The exclusion of nontrivial idempotents is really strong. In particular, it implies that none of the nontrivial right or left ideals are summands. (Commutative domains are a case of this, of course, but in that case the zero divisors and nilpotent elements are all 0 :) )

Here is a crisp partial result. In the case when $R$ is right Artinian, all elements are either units or zero divisors. A right Artinian ring without nontrivial idempotents is local. Since the maximal ideal is nilpotent, it's clear that all the zero divisors are nilpotent. In summary, this says that among right Artinian rings, the local ones are exactly the ones with the "ZD implies nilpotent" property.

I've seen Jacoson call commutative rings without nontrivial idempotents connected rings, but I have to say that I don't have many exotic examples of them in mind. I'm guessing that being connected probably doesn't characterize the "ZD implies nilpotent" property.
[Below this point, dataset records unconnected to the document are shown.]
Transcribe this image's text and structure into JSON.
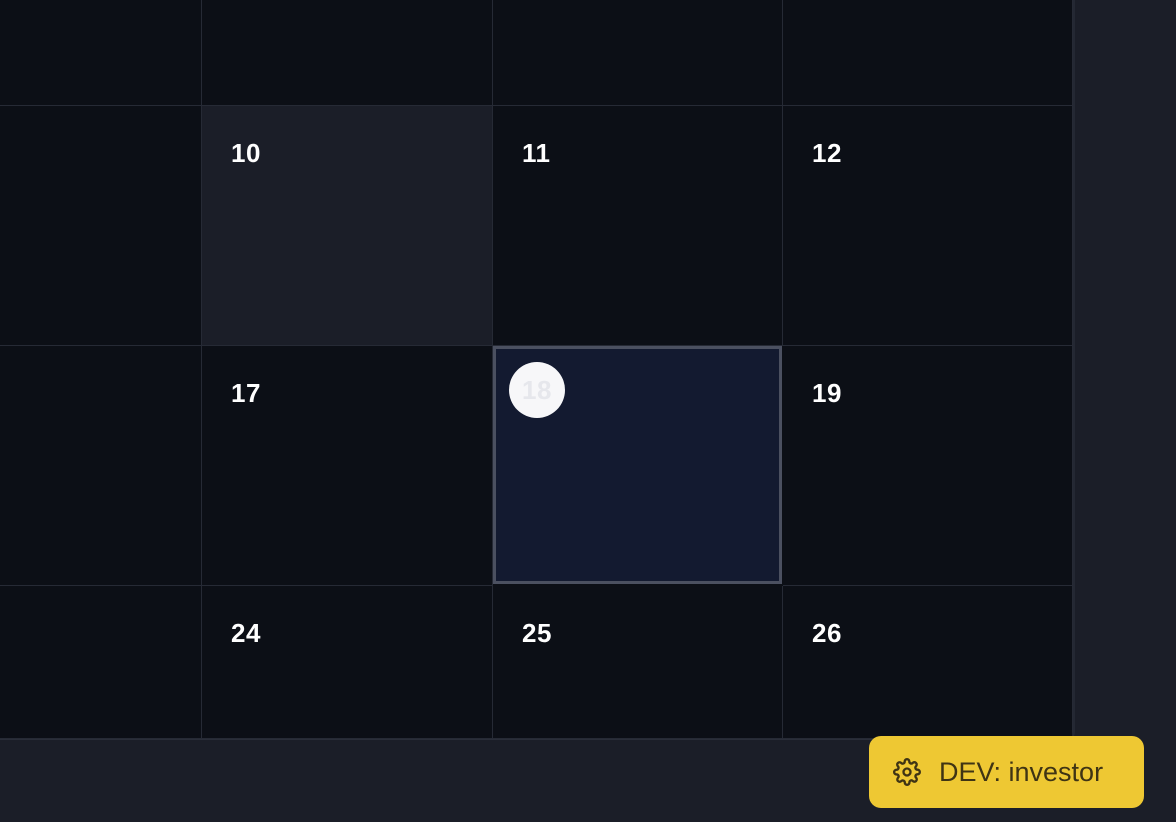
{
  "calendar": {
    "rows": [
      {
        "cells": [
          {
            "day": ""
          },
          {
            "day": ""
          },
          {
            "day": ""
          },
          {
            "day": ""
          }
        ]
      },
      {
        "cells": [
          {
            "day": ""
          },
          {
            "day": "10",
            "muted": true
          },
          {
            "day": "11"
          },
          {
            "day": "12"
          }
        ]
      },
      {
        "cells": [
          {
            "day": ""
          },
          {
            "day": "17"
          },
          {
            "day": "18",
            "selected": true
          },
          {
            "day": "19"
          }
        ]
      },
      {
        "cells": [
          {
            "day": ""
          },
          {
            "day": "24"
          },
          {
            "day": "25"
          },
          {
            "day": "26"
          }
        ]
      }
    ]
  },
  "dev_badge": {
    "label": "DEV: investor",
    "icon": "gear-icon",
    "color": "#eec833"
  },
  "colors": {
    "background": "#1b1e28",
    "cell": "#0c0f16",
    "selected_cell": "#131a30"
  }
}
There are a lot of examples of reduced rings which aren't domains which are non-examples for your property. For example, $F\times F$ for a field $F$ has no nilpotent elements but obviously has zero divisors. This ring is already pretty 'nice' (commutative Artinian!) and you can even make it finite by using a finite field.

D. Lazard pointed out to me in a conversation that $\{0\}$ is a primary ideal iff $Nil(R)$ is prime and there is no other associated prime. This is very cool too :)